地面へと倒れ込む男達を騎士隊の服装の男達が手早く拘束していく様子をただ他人事のように眺めていると、部屋の入口から見知った女性の叫び声が上がった。


「フィミリアお嬢様っ!」

自分へと駆け寄る気配がして、次いで自分の顔を覗き込む侍女のミアの顔を見たフィミリアはその瞬間、ボロりと瞳から涙を零す。
堰を切ったようにとめどなくボロボロと涙が流れ落ちて来て、そこで初めてフィミリアは小さく声を上げて泣いた。
助かったのだ、と。他の国に売られる事無く助かったのだと理解した瞬間に、恐怖心や嫌悪感、様々な感情がフィミリアに襲い掛かる。

ミアは後ろに続いていたフィミリアの父親であるフレディに声を掛けると、フレディが着ていたコートを剥ぎ取りフィミリアにそっと掛けて体を抱き起こした。

「フィミリアお嬢様っ申し訳ございません······っ私がお姿を見失わなければ······っ!」

ミアの言葉に、フィミリアは必死に首を横に振る。
ミアのせいではないのだから気にしないで、と言えたら良かったが、しゃくり上げる自分の声に邪魔をされてミアに話し掛ける事が出来ない。

「フィミリア、立てるか······ああ、いや、いい私が運ぼう」

フィミリアの傍まで近付いて来ていたフレディがそっとフィミリアに声を掛ける。
嫌だとしても暴れないでくれ、とフレディに悲しい表情をされる。フィミリアは、ふるふると首を横に振ると優しく自分を抱き上げてくれるフレディに縋る様に抱きついた。
自分の父親であるフレディが、労わるように優しく自分の体を包み込んでくれてフィミリアは安堵の吐息を零す。
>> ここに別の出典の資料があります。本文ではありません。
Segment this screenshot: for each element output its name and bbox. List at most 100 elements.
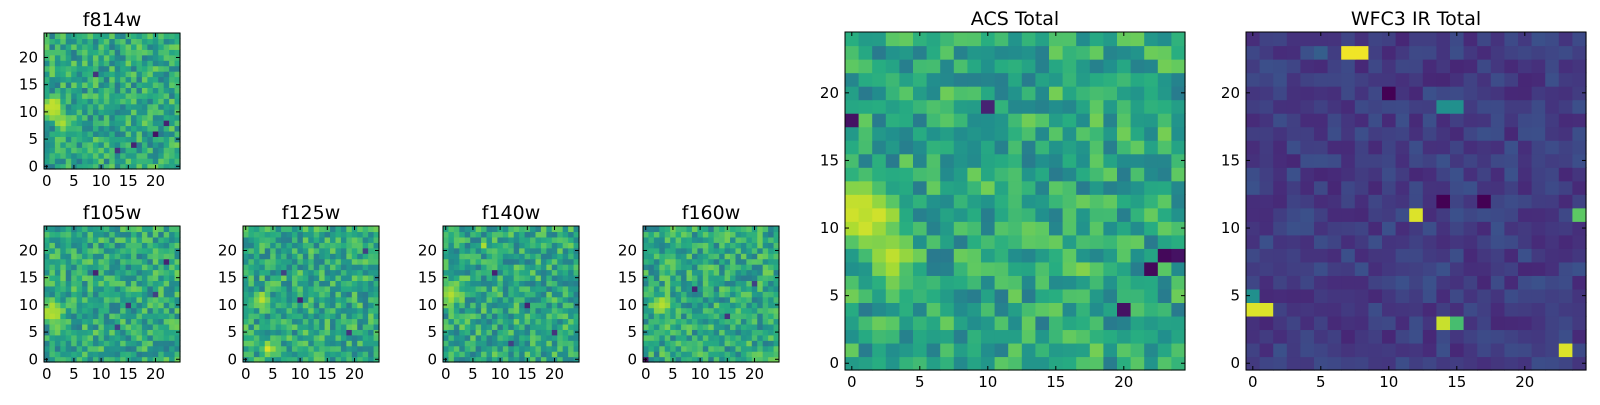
heatmap-cell: [1545, 221, 1560, 236]
heatmap-cell: [158, 87, 165, 94]
heatmap-cell: [1463, 140, 1478, 155]
heatmap-cell: [49, 147, 56, 154]
heatmap-cell: [324, 296, 331, 303]
heatmap-cell: [664, 313, 671, 320]
heatmap-cell: [82, 291, 89, 298]
heatmap-cell: [362, 258, 369, 265]
heatmap-cell: [751, 258, 758, 265]
heatmap-cell: [524, 274, 531, 281]
heatmap-cell: [71, 340, 78, 347]
heatmap-cell: [264, 258, 271, 265]
heatmap-cell: [346, 313, 353, 320]
heatmap-cell: [670, 242, 677, 249]
heatmap-cell: [163, 269, 170, 276]
heatmap-cell: [368, 231, 375, 238]
heatmap-cell: [719, 226, 726, 233]
heatmap-cell: [253, 291, 260, 298]
heatmap-cell: [335, 340, 342, 347]
heatmap-cell: [768, 296, 775, 303]
heatmap-cell: [1300, 248, 1315, 263]
panel-title: f125w: [282, 202, 341, 224]
heatmap-cell: [491, 226, 498, 233]
heatmap-cell: [697, 296, 704, 303]
heatmap-cell: [746, 285, 753, 292]
heatmap-cell: [475, 247, 482, 254]
heatmap-cell: [899, 207, 914, 222]
heatmap-cell: [302, 345, 309, 352]
heatmap-cell: [351, 269, 358, 276]
heatmap-cell: [259, 236, 266, 243]
heatmap-cell: [773, 280, 780, 287]
heatmap-cell: [1259, 194, 1274, 209]
heatmap-cell: [82, 356, 89, 363]
heatmap-cell: [136, 158, 143, 165]
heatmap-cell: [1382, 302, 1397, 317]
heatmap-cell: [502, 345, 509, 352]
heatmap-cell: [1300, 140, 1315, 155]
heatmap-cell: [92, 318, 99, 325]
heatmap-cell: [1117, 126, 1132, 141]
heatmap-cell: [1572, 207, 1587, 222]
heatmap-cell: [330, 302, 337, 309]
heatmap-cell: [653, 356, 660, 363]
heatmap-cell: [125, 334, 132, 341]
heatmap-cell: [1327, 86, 1342, 101]
heatmap-cell: [136, 296, 143, 303]
heatmap-cell: [87, 71, 94, 78]
heatmap-cell: [71, 280, 78, 287]
heatmap-cell: [335, 280, 342, 287]
heatmap-cell: [551, 269, 558, 276]
heatmap-cell: [357, 253, 364, 260]
heatmap-cell: [368, 253, 375, 260]
heatmap-cell: [1103, 207, 1118, 222]
heatmap-cell: [141, 152, 148, 159]
heatmap-cell: [762, 247, 769, 254]
heatmap-cell: [1463, 221, 1478, 236]
heatmap-cell: [1286, 113, 1301, 128]
heatmap-cell: [357, 258, 364, 265]
heatmap-cell: [1422, 140, 1437, 155]
heatmap-cell: [1130, 288, 1145, 303]
heatmap-cell: [1531, 207, 1546, 222]
heatmap-cell: [713, 226, 720, 233]
heatmap-cell: [524, 247, 531, 254]
heatmap-cell: [1171, 140, 1186, 155]
heatmap-cell: [308, 313, 315, 320]
heatmap-cell: [659, 274, 666, 281]
heatmap-cell: [136, 54, 143, 61]
heatmap-cell: [519, 318, 526, 325]
heatmap-cell: [773, 264, 780, 271]
heatmap-cell: [346, 242, 353, 249]
heatmap-cell: [1354, 72, 1369, 87]
heatmap-cell: [340, 307, 347, 314]
heatmap-cell: [713, 345, 720, 352]
heatmap-cell: [54, 120, 61, 127]
heatmap-cell: [1300, 153, 1315, 168]
y-tick-label: 15: [19, 76, 38, 94]
heatmap-cell: [120, 236, 127, 243]
heatmap-cell: [286, 318, 293, 325]
heatmap-cell: [1144, 234, 1159, 249]
heatmap-cell: [994, 207, 1009, 222]
heatmap-cell: [757, 318, 764, 325]
heatmap-cell: [340, 323, 347, 330]
heatmap-cell: [158, 334, 165, 341]
heatmap-cell: [65, 280, 72, 287]
heatmap-cell: [953, 207, 968, 222]
heatmap-cell: [103, 323, 110, 330]
heatmap-cell: [746, 313, 753, 320]
heatmap-cell: [125, 114, 132, 121]
heatmap-cell: [486, 258, 493, 265]
heatmap-cell: [131, 125, 138, 132]
heatmap-cell: [697, 291, 704, 298]
heatmap-cell: [362, 302, 369, 309]
heatmap-cell: [551, 253, 558, 260]
heatmap-cell: [302, 329, 309, 336]
heatmap-cell: [1314, 113, 1329, 128]
heatmap-cell: [664, 356, 671, 363]
heatmap-cell: [1035, 342, 1050, 358]
heatmap-cell: [1368, 288, 1383, 303]
heatmap-cell: [562, 226, 569, 233]
heatmap-cell: [508, 274, 515, 281]
heatmap-cell: [357, 351, 364, 358]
もう、あの先程までの悪夢のような時間は終わったのだ。
フィミリアは室内を視界に入れてしまわないようにぎゅうっ、とフレディにしがみつくと、胸に顔を押し付ける。
フィミリアを安心させるようにフレディが何度も何度も「もう大丈夫だ」と声をかけてくれて、ミアも隣でフィミリアの背中を摩ってくれている。

「お父様······っ、もう、帰りたいです」

小さく呟いたフィミリアの言葉を確かに耳にしたフレディは、「そうだな、帰ろう」とフィミリアに優しく声を掛けてこの部屋の出口である扉の方向へと足を向ける。
周りからは争うような音はすっかり聞こえなくなっていて、事は全て済んだのだろうか。
自分と同じく、被害にあってしまった女性達は大丈夫だろうか。
ぼんやり、とフィミリアが考えていると背後から遠慮がちに何処か聞きなれたような男の声で自分の名前を呼ばれた。

「──っ、フィミリア······」
「っ!」

男に声を掛けられた瞬間、フィミリアの体が恐怖で大きく跳ねる。
今は、自分の父親以外の男性と話したくもないし、顔も見たくない。
それが、自分の元婚約者である男ならば尚更。

怯え、拒絶するように父親に縋るフィミリアに、フレディは声を掛けてきた男、サミエルへ視線を移すと何も言葉を発さずに首を横に振った。

「私達は自宅に戻る。今日の事件の話があるのであれば、後日知らせをくれ」

フレディはそれだけを言い残し、ミアを引き連れその場から離れるように部屋を出ていくと、そのまままっすぐと廊下を歩いていく。

「フィミリア······っ」

サミエルは、フィミリアの怯える仕草に酷く傷付いたように表情を歪ませ、フレディが去っていく背中を見えなくなるまでただただ見つめた。